Reading the STARS

The latest names to join Standard & Poor's list of stocks to buy -- and sell

During the week ended Nov. 14, the following issues were added to Standard & Poor's list of stocks with its highest investment ranking, 5 STARS (buy). S&P analysts expect those issues to outperform the S&P 500 index by a very wide margin over the next 6 to 12 months.

Medtronic (MDT ); recent price: $46.39

S&P analyst Robert Gold raised his recommendation from 4 STARS (accumulate) after Medtronic reported fiscal second-quarter EPS of 39 cents, in line with S&P's estimate. In his view, the strong results were highlighted by market share gains in ICD segment, continuation of 25%-plus growth in spine, and stable performance in vascular area and improved results in diabetes. Gross and operating margins were at the high end of guidance, and he believes overall bullish trends will persist in the second half of the year. He boosted his fiscal year 2004 EPS estimate by 2 cents, to $1.64. He says the shares are trading at deep discount to device group, at 24 times his calendarized 2004 EPS estimate. His 12-month target price remains $57.

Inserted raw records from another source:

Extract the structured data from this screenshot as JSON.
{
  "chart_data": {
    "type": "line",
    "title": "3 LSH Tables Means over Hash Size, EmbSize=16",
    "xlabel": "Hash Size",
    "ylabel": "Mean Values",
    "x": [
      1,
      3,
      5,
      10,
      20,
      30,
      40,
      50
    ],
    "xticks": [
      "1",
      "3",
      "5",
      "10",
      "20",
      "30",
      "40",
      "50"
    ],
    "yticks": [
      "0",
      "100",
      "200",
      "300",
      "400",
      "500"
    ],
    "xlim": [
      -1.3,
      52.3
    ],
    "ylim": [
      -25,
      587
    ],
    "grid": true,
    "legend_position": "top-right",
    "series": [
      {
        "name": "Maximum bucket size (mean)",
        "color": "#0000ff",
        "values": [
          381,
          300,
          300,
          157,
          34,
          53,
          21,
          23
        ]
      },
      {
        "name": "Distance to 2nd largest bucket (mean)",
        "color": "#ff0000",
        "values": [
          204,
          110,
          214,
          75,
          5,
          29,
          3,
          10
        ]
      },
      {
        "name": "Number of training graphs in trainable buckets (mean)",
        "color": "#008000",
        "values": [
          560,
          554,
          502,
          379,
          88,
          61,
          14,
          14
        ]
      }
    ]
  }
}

U.S. Bancorp (USB ); recent price: $27.64

S&P analyst Mark Morgan raised his recommendation from 4 STARS (accumulate), saying he expects stronger commercial loan growth in 2004, a continued decline of nonperforming loans, and lower loss provisions and low operating costs. He raised his 2004 earnings per share estimate to $2.25 from $2.20 and kept his $2 2003 estimate, reflecting lower credit costs and firming of commercial loan growth in 2004. He raised his 12-month target price to $33 from $30, valuing the shares at 14.5 times the 2004 estimate. His target implies a modest premium to peer group that he believes is warranted, given his view that the company has better than average EPS growth prospects.

Bear Stearns (BSC ); recent price: $74.93

S&P analyst Robert Hansen upgraded the stock from 4 STARS (accumulate), on the belief that revenue growth in investment banking, private client services, and global clearing services will significantly offset declines in fixed income in fiscal year 2004 (ending November). Diversification in the fixed income segment since fiscal 2000 beyond mortgages and high yield will produce more stable earnings, he says. Hansen increased his our EPS estimate to $7.50 for fiscal 2004 and raised his 12-month target price to $100 from $89. He recommends investors buy the shares based on his view of Bear Stearn's focus on sales and trading, prudent expense management, and cautious risk management.

Hologic (HOLX ); recent price: $15

S&P analyst Robert Gold raised his recommendation from 3 STARS (hold) after the company reported September-quarter EPS of 13 cents, 5 cents above his forecast. It installed 27 Selenia digital mammography systems in the quarter, seven ahead of original guidance. Looking into fiscal year 2004 (ending September), HOLX's goal of 100 Selenia installations seems reasonable, based on order backlog. In his view, the company's plan to focus on womens' health products, along with cost disciplines, will allow accelerating EPS growth through fiscal 2007. HOLX trades at big discount to our device group on price/sales and 3-year P/E-to-growth basis, he says. Gold boosted his 12-month target price to $21 from $14.

National City (NCC ); recent price: $32.69

S&P analyst Evan Momios upgraded the stock from 4 STARS (accumulate) on his belief that EPS in the quarters ahead will be aided by further asset quality improvement, market share gains in retail businesses not related to mortgages, and stock buybacks. At 11 times his 2004 EPS estimate of $3, vs. 13 times for peers, he thinks NCC is undervalued. He expects its p-e to expand to peer-average levels as investors become more comfortable with its post-mortgage boom outlook. Momios raised his 12-month target price to $39 from $36, or 13 times his 2004 EPS estimate, in line with peers. Based on valuation and 3.9% dividend yield, he views NCC as attractive.

S&P did not downgrade any stocks to 1-STARS (sell) this week.